In 1917 he became a member of the Central Committee of the Belarusian Socialist Assembly (Hramada) and in 1918 - the Central Committee of the Belarusian Social-Revolutionary Party. He was one of the proponents and "fathers" of Soviet Belarus who took part in the signing of the "Declaration of Independence of the Soviet Socialist Republic of Belarus".

== Career in Soviet Belarus ==
Ihnatoŭski joined the Communist Party in 1920 and held numerous important party and government posts in Soviet Belarus. He actively participated in the implementation of the policy of Belarusisation in the 1920s and significantly influenced it.

He also played a significant role in the enlargement of the territory of Soviet Belarus in 1924 and 1926.

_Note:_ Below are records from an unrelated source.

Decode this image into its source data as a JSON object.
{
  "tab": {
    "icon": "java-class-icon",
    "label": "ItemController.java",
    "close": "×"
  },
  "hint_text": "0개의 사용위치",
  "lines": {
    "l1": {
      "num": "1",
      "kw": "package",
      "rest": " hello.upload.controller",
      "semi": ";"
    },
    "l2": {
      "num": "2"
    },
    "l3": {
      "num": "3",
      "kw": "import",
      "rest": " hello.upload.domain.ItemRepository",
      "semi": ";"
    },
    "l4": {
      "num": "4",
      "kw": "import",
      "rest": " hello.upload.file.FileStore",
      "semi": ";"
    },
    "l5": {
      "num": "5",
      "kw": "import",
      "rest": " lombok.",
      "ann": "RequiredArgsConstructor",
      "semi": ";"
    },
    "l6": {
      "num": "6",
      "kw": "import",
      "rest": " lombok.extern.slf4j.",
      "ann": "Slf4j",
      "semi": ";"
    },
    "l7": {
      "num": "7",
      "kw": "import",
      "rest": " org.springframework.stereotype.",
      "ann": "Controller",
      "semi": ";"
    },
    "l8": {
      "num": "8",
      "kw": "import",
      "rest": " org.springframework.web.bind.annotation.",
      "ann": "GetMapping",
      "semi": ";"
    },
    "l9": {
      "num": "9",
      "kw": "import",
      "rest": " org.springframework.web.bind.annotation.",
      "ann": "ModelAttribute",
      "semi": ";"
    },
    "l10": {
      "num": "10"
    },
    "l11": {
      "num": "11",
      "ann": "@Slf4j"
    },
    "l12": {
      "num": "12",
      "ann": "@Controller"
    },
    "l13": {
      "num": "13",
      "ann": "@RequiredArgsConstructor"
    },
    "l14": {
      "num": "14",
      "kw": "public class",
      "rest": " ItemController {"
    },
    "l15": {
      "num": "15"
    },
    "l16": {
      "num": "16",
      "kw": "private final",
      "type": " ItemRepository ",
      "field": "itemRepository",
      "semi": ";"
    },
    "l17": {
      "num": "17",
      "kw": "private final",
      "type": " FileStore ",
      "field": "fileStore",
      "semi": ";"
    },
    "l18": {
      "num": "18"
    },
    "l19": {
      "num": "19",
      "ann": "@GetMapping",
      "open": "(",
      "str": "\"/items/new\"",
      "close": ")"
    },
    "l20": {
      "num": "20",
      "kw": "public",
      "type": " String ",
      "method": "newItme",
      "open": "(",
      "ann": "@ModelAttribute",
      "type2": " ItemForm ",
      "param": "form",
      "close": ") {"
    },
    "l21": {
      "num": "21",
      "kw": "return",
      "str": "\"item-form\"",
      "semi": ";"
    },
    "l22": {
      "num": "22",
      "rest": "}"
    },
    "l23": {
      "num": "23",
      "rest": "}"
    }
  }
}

He became professor at the Belarusian State University in 1921. In 1926 he became the chairman of the Institute of Belarusian Culture and in 1929 the first President of the National Academy of Sciences of Belarus.

== Academic work ==
Ihnatoŭski authored over 30 academic works, the best known of which is A Short Outline of the History of Belarus (1919) - which became the standard textbook for nearly a decade in Soviet Belarus and formed the basis of the concept of the national history of Belarus.

He is also known as the author of the first Belarusian study of the January Uprising of 1863-1864 - the monograph "The year of 1863 in Belarus: an account of events" (1930).

== Persecution and death ==
When the Soviets began their campaign against the so-called Belarusian National Democrats in 1929, Ihnatoŭski came under strong attack for his convictions and efforts to maintain the independent development of Belarusian research and keep his close ties with the Belarusian national leadership of the revolutionary years. In December 1930, he was removed as President of the National Academy of Sciences of Belarus and the following month expelled from the Communist Party as "a leader of the national-democratic counterrevolution."

He was called for questioning at the State Political Directorate (GPU) in connection with the Case of the Union of Liberation of Belarus and after one such interrogation committed suicide on 4 February 1931. An alternative version of events is that he was shot dead by GPU officers in his house.

Ihnatoŭski was buried in the Minsk Military Cemetery the following morning, secretly from friends and colleagues.

His family was also persecuted by the Soviet authorities in 1937 “as family members of a traitor”. His wife was sentenced to eight years in the Gulag prison camps and his two sons were executed.